Even what's hurting you now? She rolled out of his grasp, pushed up on her elbow. He was crying silently, and she wondered if she hadn't done it right.
He traced an ideogram on the palm of her hand. Fixed event. She shivered, and closed her fingers around his pointer. "A spoiler?"
Yes.
"Doctor, the reason I came here today... I think I saw something I wasn't meant to see. Yet."
"What?" He wiped his eyes with his sleeve.
"I lied, before. I came from the bazaar on Barcelona. There was this little girl--"
"River," he said with realisation.
"--this little blonde girl--"
"Oh, my River Song."
"--and she ran up to me and she..." She stopped.
The Doctor looked her very square in the eye. His vowels were syrupy, the way they were when his emotions got the better of him. "I know. I remember, I was there. Darling, how far along are you?"
"Fifteen weeks, I think. It's been hard to keep track, I've been mostly running and vomiting. From the moment I guessed... I'm not showing very much."
"You will. Like you swallowed a planet, or a starwhale."
"Ah!" she cuffed his shoulder. "I will not."
"Will so. You're telling the wrong me, though. You have to tell him. He'll keep you safe; I've already lived it."

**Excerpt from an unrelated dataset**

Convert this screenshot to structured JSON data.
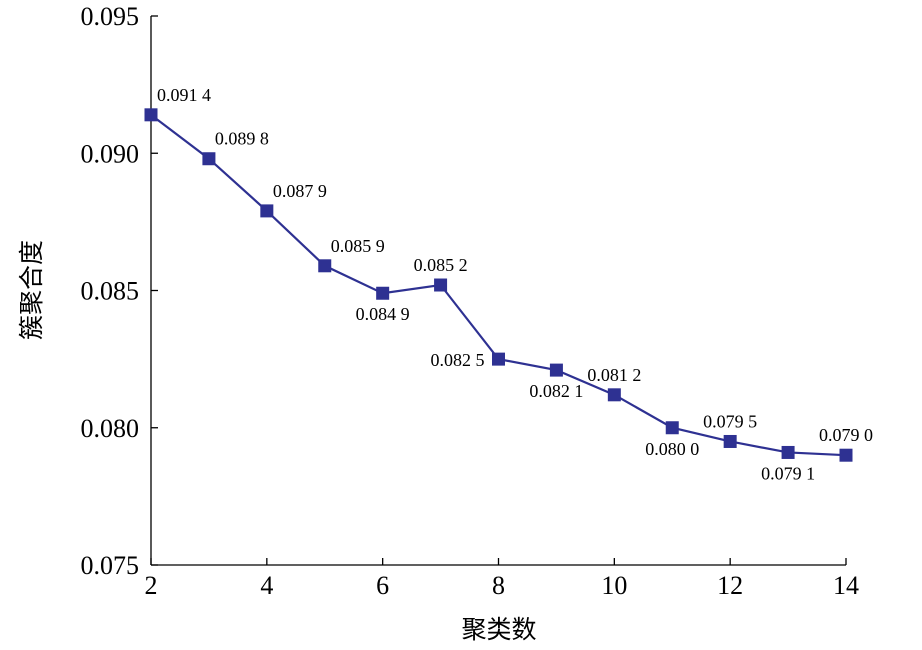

"I will, as soon as I find him. You're never a hard man to find, until I need to get your attention."
"Have you considered flagrant acts of vandalism?"
She hit him again, and then he embraced her, dragging her deep into the pillows. "I tried to find him, ended up crossing my own timeline. So I purposefully overshot. I needed you, proper you. One I didn't need to spoiler-proof myself against."
"I understand that feeling. But you know I've loved you even before I knew you."
"You lied to me."
She could hear his teeth click together in his jaw. "When?"
"Hybrids are sterile. Timelords are under Pythia's curse. We don't need protection, River."
"Ah." His face turned warm under her touch. "That was a good night."
"A very good night. The zig zag plotter jabbed me right in the spine."
"Forgive me?"
She nodded, doodled the symbol for daughter on the tip of his nose. "Sweetie, where is she now?" The Doctor hesitated. "Doctor?"
"She's safe. Alive. Takes after us in infuriating ways. Really angry with me right now."
"What did you do?"
"Spoilers." The word whistled between his teeth, and his shoulders shook.
They held each other in the dark until one, or the both of them, fell asleep.